VK napisal:
Or (which is really the best) convert all string literals into \uFFFF
form.
UTF-8 even served not as UTF-8 charset (via Content-Type HTTP header,
or even desiged in charset attribute) will be 'understood' via JS
engine if written in US-ASCII.
Most of charsets registered by IANA is downgrade compatibile with
US-ASCII when we talk about only letters (so without - _ # and other
stuff), and UTF-8 was specially designed to be downgrade compatibile
for it.
The problem is when you want to put some string literals (eg. generated
form cgi designed for i18n) which will be properly understood by JS
engine. I remember that form JavaScript 1.3 the strings are represented
in Unicode, and each characer of string is 2 byte long.
/* from ECMA */
<quote>
4.3.16 String value
A string value is a member of the type String and is the set of all
finite ordered sequences of zero or more
Unicode characters.
</quote>
later we can read:
<quote>
However, it is possible to represent every ECMAScript program using
only ASCII characters (which are equivalent to
the first 128 Unicode characters).

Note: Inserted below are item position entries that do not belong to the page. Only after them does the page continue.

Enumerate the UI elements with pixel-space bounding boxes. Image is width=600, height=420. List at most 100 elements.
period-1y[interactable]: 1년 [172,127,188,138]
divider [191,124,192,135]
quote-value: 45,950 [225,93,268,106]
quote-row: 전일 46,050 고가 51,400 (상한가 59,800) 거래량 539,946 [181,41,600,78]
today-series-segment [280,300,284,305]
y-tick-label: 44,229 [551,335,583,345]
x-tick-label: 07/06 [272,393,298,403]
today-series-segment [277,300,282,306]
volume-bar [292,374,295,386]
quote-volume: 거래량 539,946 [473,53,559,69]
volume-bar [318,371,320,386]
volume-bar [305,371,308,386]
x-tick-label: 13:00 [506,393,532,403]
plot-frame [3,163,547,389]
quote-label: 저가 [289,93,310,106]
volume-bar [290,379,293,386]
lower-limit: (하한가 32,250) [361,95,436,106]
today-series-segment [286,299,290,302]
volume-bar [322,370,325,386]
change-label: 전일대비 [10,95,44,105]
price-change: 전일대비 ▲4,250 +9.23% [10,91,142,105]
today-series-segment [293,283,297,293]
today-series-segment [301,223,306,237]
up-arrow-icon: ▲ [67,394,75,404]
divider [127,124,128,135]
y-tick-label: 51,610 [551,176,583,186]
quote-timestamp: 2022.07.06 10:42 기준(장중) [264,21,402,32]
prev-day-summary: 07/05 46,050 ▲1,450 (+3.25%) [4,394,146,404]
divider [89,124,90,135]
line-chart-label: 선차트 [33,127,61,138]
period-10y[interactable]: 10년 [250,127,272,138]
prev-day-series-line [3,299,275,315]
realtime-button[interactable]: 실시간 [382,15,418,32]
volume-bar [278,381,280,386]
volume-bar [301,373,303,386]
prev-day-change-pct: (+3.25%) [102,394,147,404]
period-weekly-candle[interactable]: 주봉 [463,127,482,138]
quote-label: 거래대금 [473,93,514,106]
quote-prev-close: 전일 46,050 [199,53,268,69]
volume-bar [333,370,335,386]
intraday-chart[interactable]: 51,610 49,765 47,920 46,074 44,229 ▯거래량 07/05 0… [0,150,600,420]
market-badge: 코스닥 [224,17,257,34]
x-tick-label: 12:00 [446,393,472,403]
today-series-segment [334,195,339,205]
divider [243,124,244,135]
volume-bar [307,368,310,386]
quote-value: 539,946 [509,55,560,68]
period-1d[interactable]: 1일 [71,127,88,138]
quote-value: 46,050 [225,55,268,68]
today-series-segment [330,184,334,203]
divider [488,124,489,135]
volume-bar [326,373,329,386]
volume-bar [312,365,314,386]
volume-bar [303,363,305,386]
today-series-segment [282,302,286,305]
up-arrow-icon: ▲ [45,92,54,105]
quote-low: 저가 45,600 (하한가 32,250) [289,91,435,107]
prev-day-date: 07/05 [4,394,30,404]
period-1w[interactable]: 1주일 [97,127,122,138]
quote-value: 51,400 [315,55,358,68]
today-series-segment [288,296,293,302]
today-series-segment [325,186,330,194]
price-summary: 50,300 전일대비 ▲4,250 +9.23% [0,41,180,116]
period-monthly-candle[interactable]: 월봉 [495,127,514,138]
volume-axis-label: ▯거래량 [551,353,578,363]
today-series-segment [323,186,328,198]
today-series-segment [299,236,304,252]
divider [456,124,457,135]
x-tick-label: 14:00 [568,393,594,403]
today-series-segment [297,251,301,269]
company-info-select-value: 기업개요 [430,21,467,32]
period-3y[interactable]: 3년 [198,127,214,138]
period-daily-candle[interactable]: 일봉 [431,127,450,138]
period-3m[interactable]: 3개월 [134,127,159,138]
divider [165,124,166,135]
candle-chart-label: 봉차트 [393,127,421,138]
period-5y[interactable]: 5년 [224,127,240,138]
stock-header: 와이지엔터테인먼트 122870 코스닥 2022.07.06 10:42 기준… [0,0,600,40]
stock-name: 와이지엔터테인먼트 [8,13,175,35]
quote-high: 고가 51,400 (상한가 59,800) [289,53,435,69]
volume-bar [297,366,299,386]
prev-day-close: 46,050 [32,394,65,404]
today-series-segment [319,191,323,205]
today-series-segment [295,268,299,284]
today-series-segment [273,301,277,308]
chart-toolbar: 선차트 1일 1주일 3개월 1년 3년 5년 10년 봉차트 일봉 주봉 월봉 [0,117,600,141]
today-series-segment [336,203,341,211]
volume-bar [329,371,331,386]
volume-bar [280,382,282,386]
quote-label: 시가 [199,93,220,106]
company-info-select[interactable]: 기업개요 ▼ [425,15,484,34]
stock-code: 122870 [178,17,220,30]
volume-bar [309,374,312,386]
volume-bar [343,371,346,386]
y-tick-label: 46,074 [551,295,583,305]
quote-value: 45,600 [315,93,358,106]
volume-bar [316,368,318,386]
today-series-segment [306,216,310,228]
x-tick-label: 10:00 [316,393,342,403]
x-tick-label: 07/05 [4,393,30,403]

Non-ASCII Unicode characters may
appear only within comments and string literals.
In string literals, any Unicode character may also be expressed as a
Unicode escape sequence consisting of six ASCII
characters, namely \u plus four hexadecimal digits. Within a comment,
such an escape sequence is effectively ignored
as part of the comment. Within a string literal, the Unicode escape
sequence contributes one character to the string
value of the literal.
</quote>
Reading more carefully we can be sure that ECMA meaning of Unicode was
the 16-bit unsigned integer - so as Unicode it probably was an UTF-16
child (see String.prototype.charCodeAt(pos) ). Another very interesting
aspects was that String.prototype.toLowerCase and other was based on
canonical Unicode 2.0 case mapping so it is fully i18n.

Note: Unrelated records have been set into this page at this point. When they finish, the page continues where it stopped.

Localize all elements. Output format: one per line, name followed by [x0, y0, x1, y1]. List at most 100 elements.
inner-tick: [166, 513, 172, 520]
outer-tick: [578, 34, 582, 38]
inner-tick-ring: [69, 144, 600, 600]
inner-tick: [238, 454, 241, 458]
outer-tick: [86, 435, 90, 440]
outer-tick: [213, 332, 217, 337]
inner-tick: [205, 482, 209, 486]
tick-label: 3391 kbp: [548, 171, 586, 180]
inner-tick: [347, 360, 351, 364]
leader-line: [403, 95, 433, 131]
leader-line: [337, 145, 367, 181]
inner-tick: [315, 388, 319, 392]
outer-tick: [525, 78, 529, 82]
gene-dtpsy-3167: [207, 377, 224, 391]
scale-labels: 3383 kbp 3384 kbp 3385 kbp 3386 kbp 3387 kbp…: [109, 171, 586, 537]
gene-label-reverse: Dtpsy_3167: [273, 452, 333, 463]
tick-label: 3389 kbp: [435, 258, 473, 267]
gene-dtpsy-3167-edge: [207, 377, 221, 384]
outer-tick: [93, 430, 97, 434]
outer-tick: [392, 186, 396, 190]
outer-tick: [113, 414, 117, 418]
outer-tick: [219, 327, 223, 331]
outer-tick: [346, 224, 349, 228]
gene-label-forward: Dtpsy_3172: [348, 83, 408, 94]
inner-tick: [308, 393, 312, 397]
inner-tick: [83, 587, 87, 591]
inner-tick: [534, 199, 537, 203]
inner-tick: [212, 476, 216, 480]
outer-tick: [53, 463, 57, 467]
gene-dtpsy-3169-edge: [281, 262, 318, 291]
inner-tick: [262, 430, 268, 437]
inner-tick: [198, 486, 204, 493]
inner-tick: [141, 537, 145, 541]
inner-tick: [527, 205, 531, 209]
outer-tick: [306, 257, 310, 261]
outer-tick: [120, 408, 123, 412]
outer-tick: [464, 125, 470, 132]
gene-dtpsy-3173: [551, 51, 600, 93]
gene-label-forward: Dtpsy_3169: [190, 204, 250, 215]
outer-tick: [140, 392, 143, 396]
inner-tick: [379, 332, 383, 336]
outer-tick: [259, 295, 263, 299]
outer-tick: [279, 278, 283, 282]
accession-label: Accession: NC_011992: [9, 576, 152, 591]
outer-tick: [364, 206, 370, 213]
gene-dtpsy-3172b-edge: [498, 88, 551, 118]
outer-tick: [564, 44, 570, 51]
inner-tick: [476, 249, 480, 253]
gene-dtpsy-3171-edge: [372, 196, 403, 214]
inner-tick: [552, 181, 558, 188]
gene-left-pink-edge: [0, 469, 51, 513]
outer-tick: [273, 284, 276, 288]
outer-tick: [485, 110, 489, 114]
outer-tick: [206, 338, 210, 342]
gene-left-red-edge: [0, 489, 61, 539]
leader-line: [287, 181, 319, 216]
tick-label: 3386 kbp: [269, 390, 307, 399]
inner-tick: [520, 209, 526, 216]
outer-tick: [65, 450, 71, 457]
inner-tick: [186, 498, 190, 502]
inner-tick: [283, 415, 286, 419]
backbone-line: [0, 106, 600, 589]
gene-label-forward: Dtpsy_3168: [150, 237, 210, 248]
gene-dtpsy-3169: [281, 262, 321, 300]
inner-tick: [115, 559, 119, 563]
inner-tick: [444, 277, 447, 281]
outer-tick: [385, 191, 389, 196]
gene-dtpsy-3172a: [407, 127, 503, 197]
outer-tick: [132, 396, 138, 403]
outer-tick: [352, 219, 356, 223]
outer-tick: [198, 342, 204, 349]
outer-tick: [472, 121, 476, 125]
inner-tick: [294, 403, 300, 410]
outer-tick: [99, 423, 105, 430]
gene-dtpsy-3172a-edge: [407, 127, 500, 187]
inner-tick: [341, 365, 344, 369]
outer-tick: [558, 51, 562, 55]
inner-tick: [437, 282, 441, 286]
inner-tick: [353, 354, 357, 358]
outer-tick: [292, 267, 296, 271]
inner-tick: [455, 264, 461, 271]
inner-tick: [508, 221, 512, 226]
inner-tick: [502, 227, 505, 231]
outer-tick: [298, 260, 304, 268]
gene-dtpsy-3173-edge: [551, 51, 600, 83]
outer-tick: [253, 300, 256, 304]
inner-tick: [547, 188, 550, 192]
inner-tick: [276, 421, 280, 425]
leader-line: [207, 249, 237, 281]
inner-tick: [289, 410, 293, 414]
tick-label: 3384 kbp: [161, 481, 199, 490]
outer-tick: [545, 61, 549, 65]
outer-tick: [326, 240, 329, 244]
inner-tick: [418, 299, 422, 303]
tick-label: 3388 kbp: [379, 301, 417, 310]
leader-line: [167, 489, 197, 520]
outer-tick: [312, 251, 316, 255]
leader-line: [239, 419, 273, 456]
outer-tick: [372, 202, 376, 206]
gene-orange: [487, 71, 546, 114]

Personally i think that browser treats JavaScript code as a one-byte
per character stream - so charset isn't great issue. UTF-8 can be used
when writting JavaScript code - so when using only US-ASCII characters
we are sure that there is one-byte per character relationship and later
in comments we can use national characters for documentation purposes
(for programs which generates this documentation like JSDoc
http://jsdoc.sourceforge.net/).
Secondly i think that even when we will somehow using Copy & Paste
UTF-16 in string contents (means inside " " characters) it will be
inproperly interpreted - JS engine will assume that it is fragment in
which only one character per byte is used (and not 2 as is in UTF-16).
Anyway i think older browsers was'nt Unicode aware - so using Unicode
in code is not good idea when talking whit older browsers (one
exception is UTF-8)) - even when charset in <script> element was UTF-16
and Content-Type had a charset fragment in HTTP header.
Simple answer is:
- use UTF-8 charset - and write code using ASCII chars (first 127 of
US-ASCII charset), comments may be written in your native language for
generation purposes (for eg. JSDoc);
When using this suggestion, i thing charset attribute may be omitted,
but it is wise to use one with UTF-8 inside.
What you think about this ?
Best regards.
Luke.